Luc Gingras, Yves Bélanger et Ryan Baxter

Luc Gingras chante la vie

Le « chanteur-compositeur-parolier » Luc Gingras souhaite partager ce qui lui sert de thérapie, la musique, avec ceux qui en ont le plus besoin: les personnes dont la santé mentale ne tient plus qu’à un fil.

Le natif de Cowansville a ainsi pris l’initiative d’un spectacle au profit du Centre de prévention du suicide de la Haute-Yamaska (CPSHY), qui aura lieu le dimanche 3 mars, à 19 h, au Palace de Granby.

Les personnes présentes au point de presse en ont eu un avant-goût, jeudi après-midi, l’artiste jouant et chantant deux de ses tounes, en compagnie du guitariste Ryan Baxter. « On est choyés d’avoir des gens comme Luc qui croient à notre cause », a souligné d’entrée de jeu Yves Bélanger, président du CPSHY.

Et comment!
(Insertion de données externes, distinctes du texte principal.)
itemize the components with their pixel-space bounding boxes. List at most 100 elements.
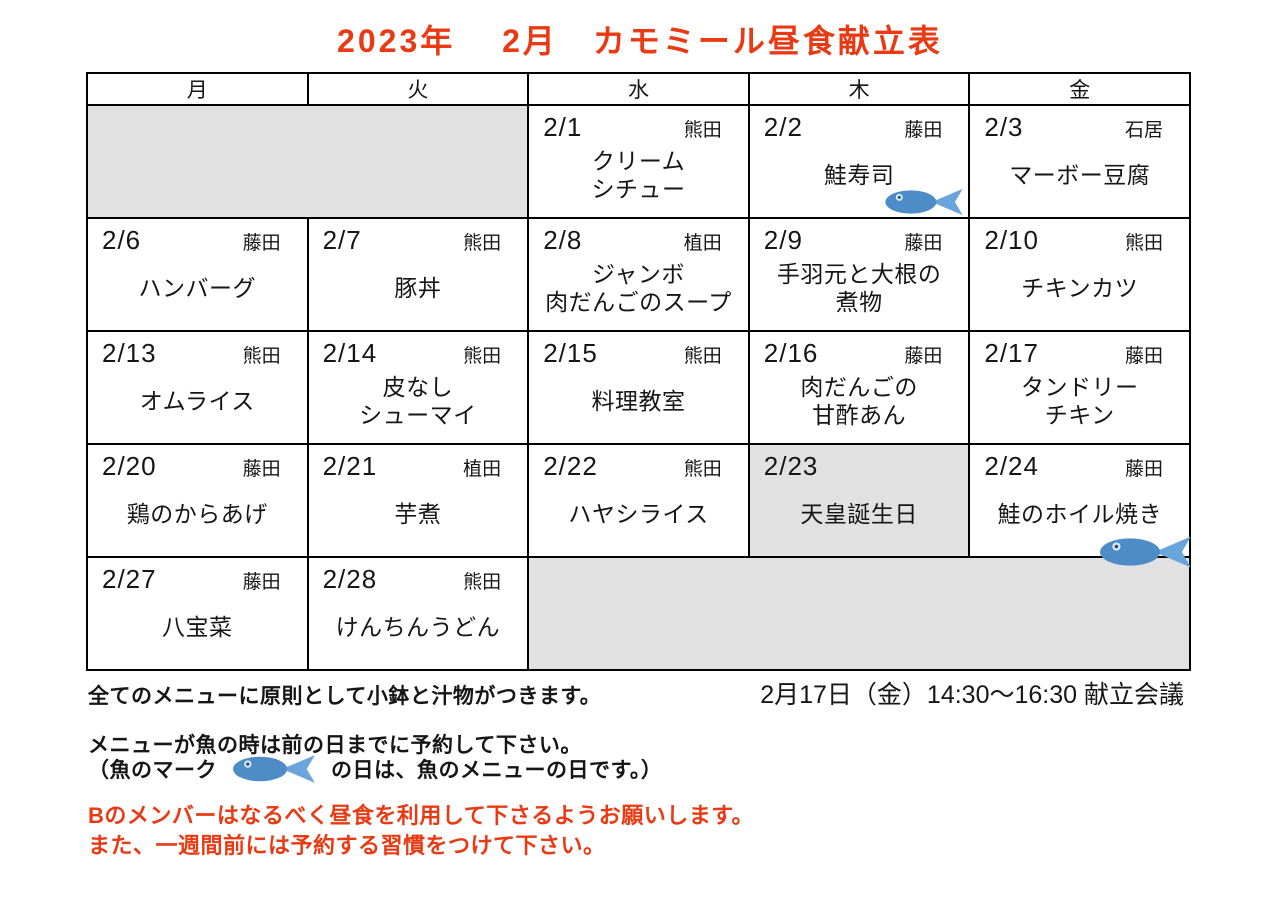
date-label: 2/8 (543, 225, 583, 255)
menu-label: 手羽元と大根の 煮物 (776, 260, 942, 315)
staff-label: 藤田 (242, 459, 281, 480)
day-cell-2-3: 2/3 石居 マーボー豆腐 (968, 104, 1191, 219)
date-label: 2/17 (984, 338, 1039, 368)
day-cell-2-16: 2/16 藤田 肉だんごの 甘酢あん (747, 330, 971, 445)
fish-icon (885, 188, 964, 216)
day-cell-2-9: 2/9 藤田 手羽元と大根の 煮物 (747, 217, 971, 332)
menu-label: 芋煮 (394, 500, 442, 527)
day-cell-2-24: 2/24 藤田 鮭のホイル焼き (968, 443, 1191, 568)
date-label: 2/3 (984, 112, 1024, 142)
note-row-general: 全てのメニューに原則として小鉢と汁物がつきます。 2月17日（金）14:30～1… (88, 675, 1184, 711)
staff-label: 藤田 (904, 120, 943, 141)
page-title: 2023年 2月 カモミール昼食献立表 (337, 23, 943, 59)
day-cell-2-10: 2/10 熊田 チキンカツ (968, 217, 1191, 332)
day-cell-2-15: 2/15 熊田 料理教室 (527, 330, 750, 445)
menu-label: ジャンボ 肉だんごのスープ (545, 260, 732, 315)
holiday-label: 天皇誕生日 (800, 500, 918, 527)
fish-icon (233, 755, 315, 783)
staff-label: 石居 (1124, 120, 1163, 141)
header-friday: 金 (968, 72, 1191, 106)
header-monday: 月 (86, 72, 309, 106)
date-label: 2/13 (102, 338, 157, 368)
staff-label: 植田 (463, 459, 502, 480)
weekday-header-row: 月 火 水 木 金 (86, 72, 1191, 106)
staff-label: 藤田 (1124, 346, 1163, 367)
menu-label: けんちんうどん (335, 613, 501, 640)
menu-calendar-table: 月 火 水 木 金 2/1 熊田 クリーム シチュー 2/2 藤田 鮭寿司 2/3 石… (85, 72, 1191, 671)
header-wednesday: 水 (527, 72, 750, 106)
day-cell-2-8: 2/8 植田 ジャンボ 肉だんごのスープ (527, 217, 750, 332)
date-label: 2/28 (322, 564, 378, 594)
header-thursday: 木 (747, 72, 971, 106)
day-cell-2-22: 2/22 熊田 ハヤシライス (527, 443, 750, 558)
day-cell-2-1: 2/1 熊田 クリーム シチュー (527, 104, 750, 219)
week-row-5: 2/27 藤田 八宝菜 2/28 熊田 けんちんうどん (86, 556, 1191, 671)
day-cell-2-28: 2/28 熊田 けんちんうどん (306, 556, 530, 671)
staff-label: 熊田 (683, 459, 722, 480)
note-fish-mark-pre: （魚のマーク (88, 759, 217, 782)
week-row-1: 2/1 熊田 クリーム シチュー 2/2 藤田 鮭寿司 2/3 石居 マーボー豆腐 (85, 104, 1191, 219)
menu-label: 料理教室 (591, 387, 686, 414)
empty-cell-week5 (527, 556, 1191, 671)
menu-label: 八宝菜 (162, 613, 233, 640)
date-label: 2/21 (322, 451, 378, 481)
menu-label: オムライス (139, 387, 255, 414)
menu-label: ハンバーグ (138, 274, 257, 301)
date-label: 2/9 (763, 225, 803, 255)
menu-label: 鶏のからあげ (126, 500, 268, 527)
date-label: 2/1 (543, 112, 583, 142)
date-label: 2/22 (543, 451, 598, 481)
menu-label: 鮭寿司 (823, 161, 895, 188)
header-tuesday: 火 (306, 72, 530, 106)
menu-label: チキンカツ (1021, 274, 1139, 301)
menu-label: クリーム シチュー (591, 147, 686, 202)
note-fish-reservation: メニューが魚の時は前の日までに予約して下さい。 (88, 734, 582, 757)
staff-label: 熊田 (463, 233, 502, 254)
date-label: 2/2 (763, 112, 803, 142)
date-label: 2/6 (102, 225, 142, 255)
week-row-2: 2/6 藤田 ハンバーグ 2/7 熊田 豚丼 2/8 植田 ジャンボ 肉だんごのスープ… (86, 217, 1191, 332)
menu-label: タンドリー チキン (1020, 373, 1139, 428)
week-row-4: 2/20 藤田 鶏のからあげ 2/21 植田 芋煮 2/22 熊田 ハヤシライス 2/… (86, 443, 1191, 568)
date-label: 2/20 (102, 451, 157, 481)
staff-label: 熊田 (1124, 233, 1163, 254)
date-label: 2/27 (102, 564, 157, 594)
staff-label: 熊田 (463, 346, 502, 367)
date-label: 2/14 (322, 338, 378, 368)
day-cell-2-23-holiday: 2/23 天皇誕生日 (747, 443, 971, 558)
note-fish-mark-post: の日は、魚のメニューの日です。） (331, 759, 663, 782)
date-label: 2/16 (763, 338, 819, 368)
fish-icon (1100, 536, 1191, 568)
staff-label: 熊田 (242, 346, 281, 367)
day-cell-2-20: 2/20 藤田 鶏のからあげ (86, 443, 309, 558)
day-cell-2-27: 2/27 藤田 八宝菜 (86, 556, 309, 671)
staff-label: 熊田 (683, 346, 722, 367)
menu-label: 豚丼 (394, 274, 442, 301)
date-label: 2/23 (763, 451, 819, 481)
menu-label: 鮭のホイル焼き (997, 500, 1162, 527)
menu-meeting-info: 2月17日（金）14:30～16:30 献立会議 (760, 681, 1184, 709)
red-notice-line2: また、一週間前には予約する習慣をつけて下さい。 (88, 832, 606, 858)
staff-label: 藤田 (242, 572, 281, 593)
staff-label: 藤田 (242, 233, 281, 254)
week-row-3: 2/13 熊田 オムライス 2/14 熊田 皮なし シューマイ 2/15 熊田 料理教… (86, 330, 1191, 445)
menu-label: マーボー豆腐 (1009, 161, 1151, 188)
day-cell-2-14: 2/14 熊田 皮なし シューマイ (306, 330, 530, 445)
empty-cell-week1 (85, 104, 530, 219)
day-cell-2-17: 2/17 藤田 タンドリー チキン (968, 330, 1191, 445)
staff-label: 藤田 (904, 233, 943, 254)
staff-label: 熊田 (463, 572, 502, 593)
red-notice-block: Bのメンバーはなるべく昼食を利用して下さるようお願いします。 また、一週間前には… (88, 801, 754, 860)
staff-label: 藤田 (1124, 459, 1163, 480)
day-cell-2-7: 2/7 熊田 豚丼 (306, 217, 530, 332)
day-cell-2-6: 2/6 藤田 ハンバーグ (86, 217, 309, 332)
note-side-dishes: 全てのメニューに原則として小鉢と汁物がつきます。 (88, 685, 602, 708)
date-label: 2/24 (984, 451, 1039, 481)
red-notice-line1: Bのメンバーはなるべく昼食を利用して下さるようお願いします。 (88, 803, 755, 828)
staff-label: 熊田 (683, 120, 722, 141)
day-cell-2-2: 2/2 藤田 鮭寿司 (747, 104, 971, 219)
date-label: 2/10 (984, 225, 1039, 255)
note-fish-mark: （魚のマーク の日は、魚のメニューの日です。） (88, 749, 662, 789)
menu-label: ハヤシライス (568, 500, 709, 527)
day-cell-2-21: 2/21 植田 芋煮 (306, 443, 530, 558)
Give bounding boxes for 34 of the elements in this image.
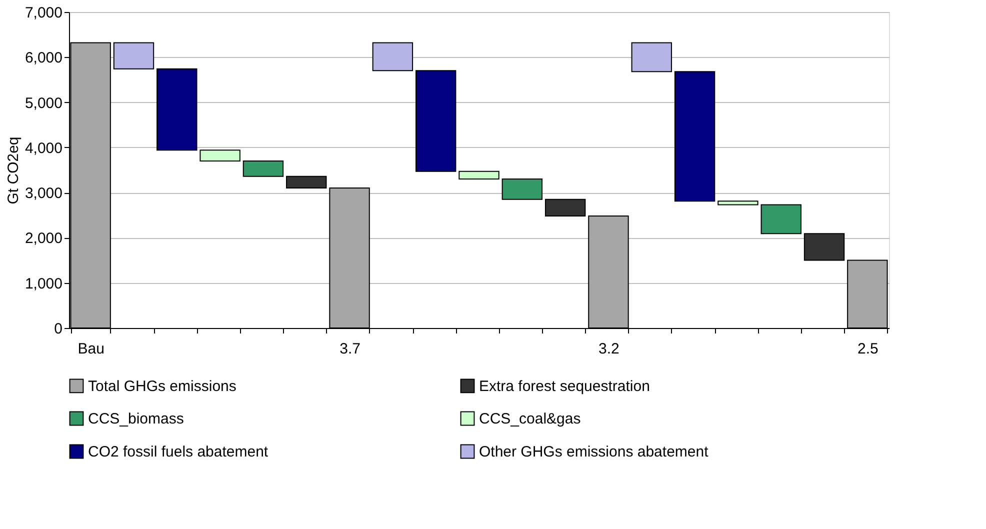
bar (674, 71, 716, 202)
bar (200, 150, 240, 162)
bar (804, 233, 845, 261)
bar (415, 70, 456, 172)
bar (718, 200, 758, 206)
y-tick-label: 6,000 (24, 50, 62, 67)
y-tick-label: 4,000 (24, 140, 62, 157)
bar (631, 42, 672, 72)
legend-label: CCS_coal&gas (479, 410, 581, 428)
y-tick-label: 1,000 (24, 275, 62, 292)
bar (372, 42, 414, 72)
bar (113, 42, 154, 70)
bar (458, 170, 500, 180)
legend-label: CCS_biomass (88, 410, 184, 428)
bar (242, 160, 284, 177)
y-tick-label: 2,000 (24, 230, 62, 248)
legend-label: Total GHGs emissions (88, 378, 236, 395)
x-tick-label: 2.5 (857, 340, 878, 358)
y-tick-label: 3,000 (24, 185, 62, 202)
y-tick-label: 5,000 (24, 94, 62, 112)
x-tick-label: Bau (78, 340, 104, 358)
y-tick-label: 0 (54, 320, 62, 338)
bar (156, 68, 198, 151)
legend-label: CO2 fossil fuels abatement (88, 444, 269, 460)
legend-label: Extra forest sequestration (479, 378, 650, 395)
legend-label: Other GHGs emissions abatement (479, 444, 710, 460)
bar (502, 178, 543, 200)
x-tick-label: 3.2 (598, 340, 620, 358)
bar (544, 198, 586, 217)
y-axis-title: Gt CO2eq (4, 136, 22, 204)
bar (760, 204, 802, 234)
x-tick-label: 3.7 (340, 340, 360, 358)
y-tick-label: 7,000 (24, 4, 62, 22)
bar (286, 176, 327, 189)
En quelques jours seulement, il a réussi à convaincre 16 commanditaires de parrainer l’événement, ce qui paie toute la logistique du spectacle.

Amener de la lumière

Le chanteur, dont une tante et un ami proche se sont suicidés, a pensé naturellement au CPSHY quand est venu le temps de s’associer à une cause. « Je suis content que mon art amène de la lumière, dit-il. C’est important de donner la vie, mais aussi de rester en vie. »

Il se produira en compagnie de cinq musiciens membres de son groupe Plus qu’un son, dont sa fille Hadassah à la voix. Le spectacle sera ponctué d’un entracte pendant lequel le chapeau sera passé pour recueillir des dons.

« L’entrée est gratuite, mais la sortie est payante », dit Luc Gingras, dans un rire, alors qu’il profitera de l’événement pour lancer son 22e album intitulé Comme le jour et la nuit.

Cent cinquante billets sont encore disponibles gratuitement, à la billetterie du Palace, ou sur le site Web lucgingras.com. « Si vous connaissez quelqu’un qui souffre, amenez-le », a lancé le chanteur, avec conviction.

Au Québec, 75 personnes tentent de se suicider chaque jour. Dans Brome-Missisquoi et la Haute-Yamaska, 20 personnes s’enlèvent la vie par elles-mêmes chaque année. « Si on sauve une étoile, c’est déjà extraordinaire », de dire Luc Gingras.